Sıradan bir gündü. Anlatmaya değer hiçbir şey yoktu… dışarıdan baktığında!

İner misin çıkar mısın?

SİNEM SAL - @sinemsal

Sıradan bir gündü. Anlatmaya değer hiçbir şey yoktu… dışarıdan baktığında! İnsan kendisine de dışarıdan bakınca anlatmaya değer görmüyor, hem kendisini hem de başkalarını. 8 yaşımdaydım ve kafamın içinde yaşıyordum. Kafamın içi, dünyaya bir savaş açmıştı ve bu savaşta kendimden yana olmak istiyordum. Cepheyi boş bırakmamalıydım. Bu hikâyenin kahramanı benim. Ve sen artık benim yerimdesin.
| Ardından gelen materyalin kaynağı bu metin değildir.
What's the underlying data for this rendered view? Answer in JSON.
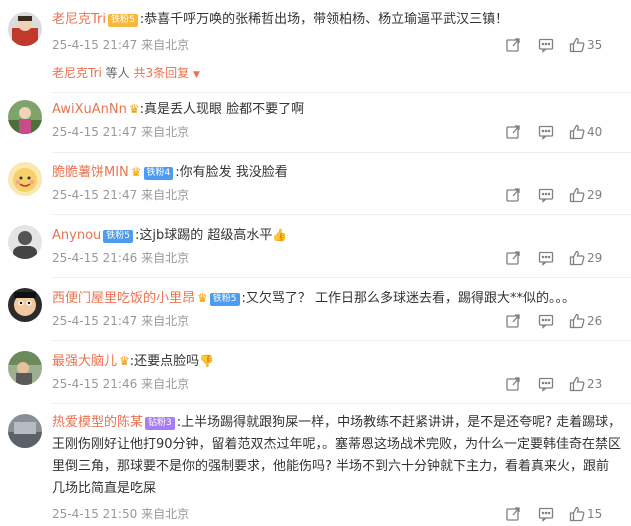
{
  "comments": [
    {
      "username": "老尼克Tri",
      "badge": "铁粉5",
      "text": ":恭喜千呼万唤的张稀哲出场，带领柏杨、杨立瑜逼平武汉三镇！",
      "time": "25-4-15 21:47",
      "location": "来自北京",
      "likes": "35",
      "replies": {
        "name": "老尼克Tri",
        "suffix": "等人",
        "link": "共3条回复"
      }
    },
    {
      "username": "AwiXuAnNn",
      "text": ":真是丢人现眼 脸都不要了啊",
      "time": "25-4-15 21:47",
      "location": "来自北京",
      "likes": "40"
    },
    {
      "username": "脆脆薯饼MIN",
      "badge": "铁粉4",
      "text": ":你有脸发 我没脸看",
      "time": "25-4-15 21:47",
      "location": "来自北京",
      "likes": "29"
    },
    {
      "username": "Anynou",
      "badge": "铁粉5",
      "text": ":这jb球踢的 超级高水平",
      "emoji": "👍",
      "time": "25-4-15 21:46",
      "location": "来自北京",
      "likes": "29"
    },
    {
      "username": "西便门屋里吃饭的小里昂",
      "badge": "铁粉5",
      "text": ":又欠骂了？ 工作日那么多球迷去看，踢得跟大**似的。。。",
      "time": "25-4-15 21:47",
      "location": "来自北京",
      "likes": "26"
    },
    {
      "username": "最强大脑儿",
      "text": ":还要点脸吗",
      "emoji": "👎",
      "time": "25-4-15 21:46",
      "location": "来自北京",
      "likes": "23"
    },
    {
      "username": "热爱模型的陈某",
      "badge": "钻粉3",
      "text": ":上半场踢得就跟狗屎一样，中场教练不赶紧讲讲，是不是还夸呢? 走着踢球，王刚伤刚好让他打90分钟，留着范双杰过年呢，。塞蒂恩这场战术完败，为什么一定要韩佳奇在禁区里倒三角，那球要不是你的强制要求，他能伤吗? 半场不到六十分钟就下主力，看着真来火，跟前几场比简直是吃屎",
      "time": "25-4-15 21:50",
      "location": "来自北京",
      "likes": "15"
    }
  ],
  "icons": [
    "share-icon",
    "comment-icon",
    "like-icon",
    "crown-icon"
  ],
  "colors": {
    "username": "#eb7350",
    "meta": "#999999",
    "text": "#333333"
  }
}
Çekirdekten hallice ailemizle salondayız. Babaannem ve dedem tam karşımda oturuyor. İnsan, yaşlanınca yem bekleyen hayvanlara benziyor. Gençliğindeyse yemlenmeye çıkan yırtıcı hayvanlara… Bu ikisinin arasındaki geçiş tam olarak ne zaman gerçekleşiyor, hiçbir fikrim yok. Yandaki koltuktaysa kardeşim Oğuz oturmuş, bulmacadaki kadınlara sakal bıyık çizerek en başarılı trans ameliyatını gerçekleştirmekte. Ama Oğuz’un kafasında tel örgüler ve zımparalar var.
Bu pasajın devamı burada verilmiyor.